These guys have a great tutorial for making rollover images. I tried to do this last year on some sort of java code writer site and had absolutely no success. This method takes what we’ve learned so far and MacGyver’s it in a really clever way.
In the tutorial they address the “old” way of doing rollovers that doesn’t use Java either, but flickers and (so I’ve seen) is relatively unreliable. Or, at least, I couldn’t make it work worth a darn. In that method, you’d use two images and instruct one image to be the static image (when you’re not hovering over it) and the other to be the rollover image that is displayed on top of the static image when you roll over it. The problem with this (as they explain–and I experienced) is that the background image isn’t immediately loaded when you go to the page. It only loads after you roll over the static image. My problem was that the two images that I was switching between (650 x 800 px multi-layered gifs) were too big to be loaded with any kind of fluidity. I’d imagine things would run smoother on a little 50 x 50 px button, but the problem still remains.

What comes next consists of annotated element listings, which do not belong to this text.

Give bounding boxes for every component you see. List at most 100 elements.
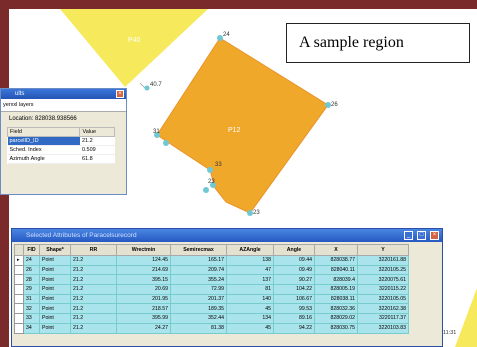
table-cell: 137 [226, 274, 274, 286]
column-header[interactable]: Wrectmin [116, 244, 171, 256]
table-cell: 828029.02 [314, 313, 358, 324]
sample-region-polygon[interactable] [156, 37, 329, 214]
row-selector[interactable] [14, 322, 24, 334]
table-cell: 99.53 [273, 303, 315, 315]
taskbar-clock: 11:31 [443, 330, 457, 336]
table-cell: 21.2 [70, 322, 117, 334]
column-header[interactable]: FID [23, 244, 40, 256]
table-cell: 28 [23, 274, 40, 286]
identify-window[interactable]: ults × yerxxl layers Location: 828038.93… [0, 88, 127, 195]
table-row[interactable]: 28 Point 21.2 395.15 355.24 137 90.27 828039.4 3… [14, 274, 409, 286]
column-header[interactable]: AZAngle [226, 244, 274, 256]
table-cell: 34 [23, 322, 40, 334]
table-row[interactable]: Azimuth Angle 61.8 [7, 154, 115, 164]
row-selector[interactable] [14, 264, 24, 276]
row-selector[interactable] [14, 313, 24, 324]
attribute-table-window[interactable]: Selected Attributes of Paracelsurecord _… [11, 228, 443, 347]
table-cell: 21.2 [70, 255, 117, 266]
table-cell: 395.99 [116, 313, 171, 324]
table-cell: 45 [226, 322, 274, 334]
table-cell: 3220103.83 [357, 322, 409, 334]
table-cell: 33 [23, 313, 40, 324]
table-row[interactable]: 31 Point 21.2 201.95 201.37 140 106.67 828038.1… [14, 293, 409, 305]
table-row[interactable]: 33 Point 21.2 395.99 352.44 134 89.16 828029.02… [14, 313, 409, 324]
table-cell: 828038.77 [314, 255, 358, 266]
table-cell: 21.2 [70, 293, 117, 305]
close-icon[interactable]: × [430, 231, 439, 240]
triangle-label: P40 [128, 37, 141, 44]
vertex-point[interactable] [207, 167, 213, 173]
table-cell: 21.2 [70, 264, 117, 276]
row-selector[interactable]: ▸ [14, 255, 24, 266]
table-row[interactable]: 34 Point 21.2 24.27 81.38 45 94.22 828030.75 322… [14, 322, 409, 334]
point-label: 24 [223, 32, 230, 38]
row-selector[interactable] [14, 284, 24, 295]
table-row[interactable]: Sched. Index 0.509 [7, 145, 115, 155]
table-cell: 3220162.38 [357, 303, 409, 315]
table-cell: 201.95 [116, 293, 171, 305]
table-cell: 138 [226, 255, 274, 266]
column-header[interactable]: Semirecmax [170, 244, 227, 256]
table-row[interactable]: 26 Point 21.2 214.69 209.74 47 09.49 828040.11 3… [14, 264, 409, 276]
table-row[interactable]: ▸ 24 Point 21.2 124.45 165.17 138 09.44 828038.7… [14, 255, 409, 266]
vertex-point[interactable] [203, 187, 209, 193]
table-cell: 29 [23, 284, 40, 295]
table-cell: 218.57 [116, 303, 171, 315]
point-label: 33 [215, 162, 222, 168]
neighbor-parcel[interactable] [60, 9, 208, 87]
annotation-text: A sample region [299, 34, 404, 51]
table-cell: 32 [23, 303, 40, 315]
table-title: Selected Attributes of Paracelsurecord [26, 232, 137, 239]
vertex-point[interactable] [144, 85, 150, 91]
column-header[interactable]: X [314, 244, 358, 256]
table-cell: 352.44 [170, 313, 227, 324]
column-header[interactable]: Angle [273, 244, 315, 256]
column-header[interactable]: Y [357, 244, 409, 256]
table-row[interactable]: 32 Point 21.2 218.57 189.35 45 99.53 828032.36 3… [14, 303, 409, 315]
table-cell: 21.2 [70, 274, 117, 286]
table-row[interactable]: parcelID_ID 21.2 [7, 136, 115, 146]
table-cell: 20.69 [116, 284, 171, 295]
table-cell: 828040.11 [314, 264, 358, 276]
maximize-icon[interactable]: □ [417, 231, 426, 240]
table-row[interactable]: 29 Point 21.2 20.69 72.99 81 104.22 828005.19 32… [14, 284, 409, 295]
row-selector-header [14, 244, 24, 256]
layer-tree[interactable]: yerxxl layers [1, 99, 126, 112]
table-cell: 24.27 [116, 322, 171, 334]
table-cell: 189.35 [170, 303, 227, 315]
close-icon[interactable]: × [116, 90, 124, 98]
table-cell: 21.2 [70, 284, 117, 295]
table-cell: 21.2 [70, 313, 117, 324]
table-cell: 828005.19 [314, 284, 358, 295]
column-header[interactable]: RR [70, 244, 117, 256]
table-cell: Point [39, 303, 71, 315]
location-row: Location: 828038.938566 [1, 112, 126, 127]
table-cell: 26 [23, 264, 40, 276]
point-label: 31 [153, 129, 160, 135]
vertex-point[interactable] [163, 140, 169, 146]
table-cell: 124.45 [116, 255, 171, 266]
table-cell: 90.27 [273, 274, 315, 286]
minimize-icon[interactable]: _ [404, 231, 413, 240]
table-cell: 201.37 [170, 293, 227, 305]
table-cell: 828030.75 [314, 322, 358, 334]
row-selector[interactable] [14, 274, 24, 286]
table-cell: 3220105.25 [357, 264, 409, 276]
identify-titlebar[interactable]: ults × [1, 89, 126, 99]
table-cell: 45 [226, 303, 274, 315]
table-cell: 72.99 [170, 284, 227, 295]
column-header[interactable]: Shape* [39, 244, 71, 256]
table-cell: Point [39, 313, 71, 324]
corner-parcel[interactable] [455, 288, 477, 347]
table-cell: 3220161.88 [357, 255, 409, 266]
table-cell: 47 [226, 264, 274, 276]
table-cell: 89.16 [273, 313, 315, 324]
table-titlebar[interactable]: Selected Attributes of Paracelsurecord _… [12, 229, 442, 242]
row-selector[interactable] [14, 303, 24, 315]
table-cell: 3220115.22 [357, 284, 409, 295]
table-cell: 828039.4 [314, 274, 358, 286]
row-selector[interactable] [14, 293, 24, 305]
field-value: 0.509 [79, 145, 115, 155]
table-cell: 21.2 [70, 303, 117, 315]
attribute-table[interactable]: FID Shape* RR Wrectmin Semirecmax AZAngl… [14, 244, 409, 334]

With this method, you stack the two pictures in one file and create a little window with a CSS block object that obscures the bottom picture (your rollover image). When you roll over the static image, it shifts up and bada bing, there’s yer rollover image, already loaded.
It might be interesting to experiment with. You could have a blank background and plant rollovers on the page with a top image the same color as the background. When you rolled over one of your images, the rollover image would seem like it was just appearing, or poking its head up or whatever.